Ahmad menyebut alasan utama berangkat lebih awal adalah untuk menghindari kemacetan yang biasanya terjadi menjelang hari-hari terakhir sebelum Lebaran.
"Biar nggak macet, jadi lebih sepi," katanya.
Memanfaatkan Waktu Libur Sekolah Anak
Pergerakan pemudik yang berangkat lebih awal juga terlihat di sejumlah rest area. Rest area Km 43 Tol Jakarta-Merak mulai ramai disinggahi kendaraan pribadi yang menuju Pelabuhan Merak untuk menyeberang ke Sumatera.

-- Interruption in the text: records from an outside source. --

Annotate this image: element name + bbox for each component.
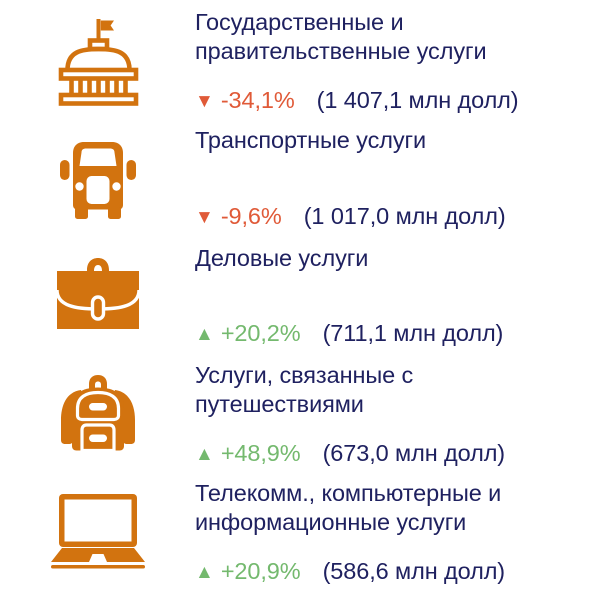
trend-up-icon: ▲	[195, 325, 214, 344]
category-title: Транспортные услуги	[195, 126, 610, 155]
trend-up-icon: ▲	[195, 445, 214, 464]
stat-line: ▼ -34,1% (1 407,1 млн долл)	[195, 86, 610, 118]
stat-line: ▲ +20,9% (586,6 млн долл)	[195, 557, 610, 589]
government-building-icon	[0, 0, 195, 118]
percent-change: +48,9%	[221, 439, 301, 467]
briefcase-icon	[0, 236, 195, 354]
absolute-value: (1 017,0 млн долл)	[304, 202, 506, 230]
percent-change: -9,6%	[221, 202, 282, 230]
stat-row: Государственные и правительственные услу…	[0, 0, 610, 118]
services-statistics-infographic: Государственные и правительственные услу…	[0, 0, 610, 589]
absolute-value: (711,1 млн долл)	[323, 319, 504, 347]
stat-text-group: Деловые услуги ▲ +20,2% (711,1 млн долл)	[195, 236, 610, 354]
absolute-value: (1 407,1 млн долл)	[317, 86, 519, 114]
stat-row: Деловые услуги ▲ +20,2% (711,1 млн долл)	[0, 236, 610, 354]
stat-row: Транспортные услуги ▼ -9,6% (1 017,0 млн…	[0, 118, 610, 236]
percent-change: -34,1%	[221, 86, 295, 114]
category-title: Деловые услуги	[195, 244, 610, 273]
stat-text-group: Телекомм., компьютерные и информационные…	[195, 471, 610, 589]
stat-text-group: Услуги, связанные с путешествиями ▲ +48,…	[195, 353, 610, 471]
trend-down-icon: ▼	[195, 208, 214, 227]
stat-row: Телекомм., компьютерные и информационные…	[0, 471, 610, 589]
backpack-icon	[0, 353, 195, 471]
percent-change: +20,9%	[221, 557, 301, 585]
stat-text-group: Государственные и правительственные услу…	[195, 0, 610, 118]
stat-text-group: Транспортные услуги ▼ -9,6% (1 017,0 млн…	[195, 118, 610, 236]
trend-down-icon: ▼	[195, 92, 214, 111]
stat-row: Услуги, связанные с путешествиями ▲ +48,…	[0, 353, 610, 471]
trend-up-icon: ▲	[195, 563, 214, 582]
percent-change: +20,2%	[221, 319, 301, 347]
stat-line: ▲ +20,2% (711,1 млн долл)	[195, 319, 610, 353]
laptop-icon	[0, 471, 195, 589]
absolute-value: (586,6 млн долл)	[323, 557, 505, 585]
absolute-value: (673,0 млн долл)	[323, 439, 505, 467]
category-title: Телекомм., компьютерные и информационные…	[195, 479, 610, 536]
bus-icon	[0, 118, 195, 236]
stat-line: ▲ +48,9% (673,0 млн долл)	[195, 439, 610, 471]
stat-line: ▼ -9,6% (1 017,0 млн долл)	[195, 202, 610, 236]
category-title: Услуги, связанные с путешествиями	[195, 361, 610, 418]
category-title: Государственные и правительственные услу…	[195, 8, 610, 65]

Darmawan, salah seorang pemudik asal Jakarta, mengatakan ia bersama keluarga memanfaatkan waktu libur sekolah anak untuk berangkat lebih awal menuju Lampung. Ia berharap perjalanan bisa lebih nyaman sebelum arus kendaraan meningkat.
"Kebetulan sekolah anak sudah libur dan kerjaan di Jakarta sudah selesai jadi saya pilih mudik awal," ucapnya kepada wartawan, seperti dilansir Antara, Minggu (15/3/2026).

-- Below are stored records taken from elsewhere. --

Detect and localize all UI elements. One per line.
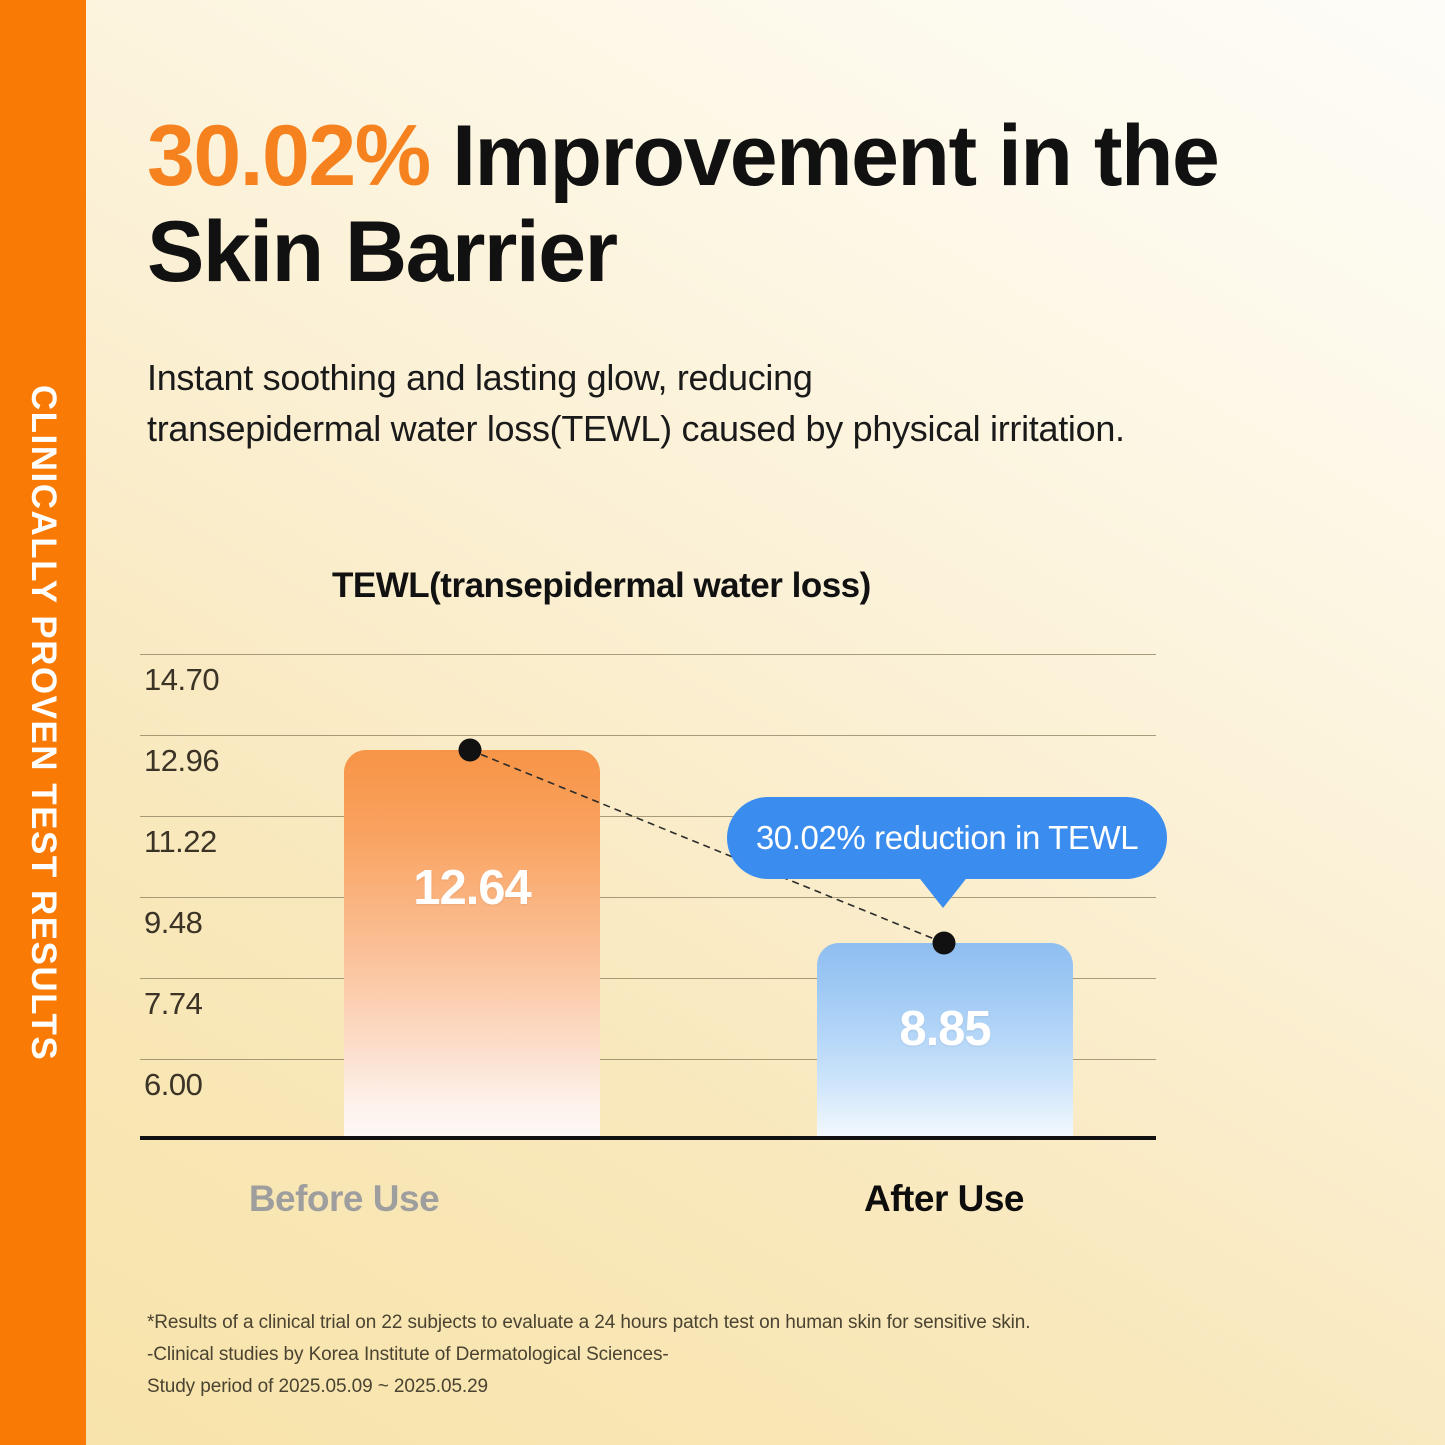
subtitle-line-1: Instant soothing and lasting glow, reduc… — [147, 357, 813, 398]
y-axis-tick-label: 12.96 — [144, 743, 219, 779]
x-axis-label-after-use: After Use — [794, 1178, 1094, 1220]
reduction-callout-text: 30.02% reduction in TEWL — [756, 819, 1138, 857]
data-point-dot-after — [933, 932, 956, 955]
bar-after-use: 8.85 — [817, 943, 1073, 1136]
headline-highlight-percent: 30.02% — [147, 108, 430, 204]
footnote-line-2: -Clinical studies by Korea Institute of … — [147, 1339, 1147, 1371]
vertical-rail-label: CLINICALLY PROVEN TEST RESULTS — [23, 384, 63, 1060]
bar-value-after: 8.85 — [817, 1001, 1073, 1057]
data-point-dot-before — [459, 739, 482, 762]
promo-canvas: CLINICALLY PROVEN TEST RESULTS 30.02% Im… — [0, 0, 1445, 1445]
chart-plot-area: 14.70 12.96 11.22 9.48 7.74 6.00 12.64 8… — [140, 640, 1156, 1140]
gridline — [140, 654, 1156, 655]
gridline — [140, 897, 1156, 898]
y-axis-tick-label: 11.22 — [144, 824, 217, 860]
callout-pointer-triangle — [917, 875, 969, 908]
subtitle-line-2: transepidermal water loss(TEWL) caused b… — [147, 408, 1125, 449]
page-title: 30.02% Improvement in the Skin Barrier — [147, 108, 1327, 301]
gridline — [140, 735, 1156, 736]
footnote-block: *Results of a clinical trial on 22 subje… — [147, 1307, 1147, 1403]
chart-title: TEWL(transepidermal water loss) — [332, 566, 871, 606]
x-axis-baseline — [140, 1136, 1156, 1140]
bar-before-use: 12.64 — [344, 750, 600, 1136]
y-axis-tick-label: 14.70 — [144, 662, 219, 698]
x-axis-label-before-use: Before Use — [194, 1178, 494, 1220]
footnote-line-3: Study period of 2025.05.09 ~ 2025.05.29 — [147, 1371, 1147, 1403]
y-axis-tick-label: 9.48 — [144, 905, 202, 941]
vertical-accent-rail: CLINICALLY PROVEN TEST RESULTS — [0, 0, 86, 1445]
y-axis-tick-label: 6.00 — [144, 1067, 202, 1103]
bar-value-before: 12.64 — [344, 860, 600, 916]
footnote-line-1: *Results of a clinical trial on 22 subje… — [147, 1307, 1147, 1339]
y-axis-tick-label: 7.74 — [144, 986, 202, 1022]
reduction-callout-bubble: 30.02% reduction in TEWL — [727, 797, 1167, 879]
subtitle: Instant soothing and lasting glow, reduc… — [147, 352, 1377, 454]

Ia berangkat dari Tebet, Jakarta Selatan sekitar pukul 10.25 WIB dan tiba di rest area Km 43 sekitar pukul 12.10 WIB. Menurutnya, kondisi lalu lintas sepanjang perjalanan masih cukup lancar.
"Perkiraan sampai ke pelabuhan pukul 14.30 WIB. Kita jalan santai aja, tidak buru-buru juga. Kondisi masih lenggang ini," tuturnya.
Petugas memprediksi kepadatan arus mudik di jalur menuju Merak akan meningkat dalam beberapa hari ke depan. Puncak arus mudik diperkirakan terjadi pada 18 Maret 2026 seiring dimulainya masa libur bersama bagi pekerja maupun aparatur sipil negara.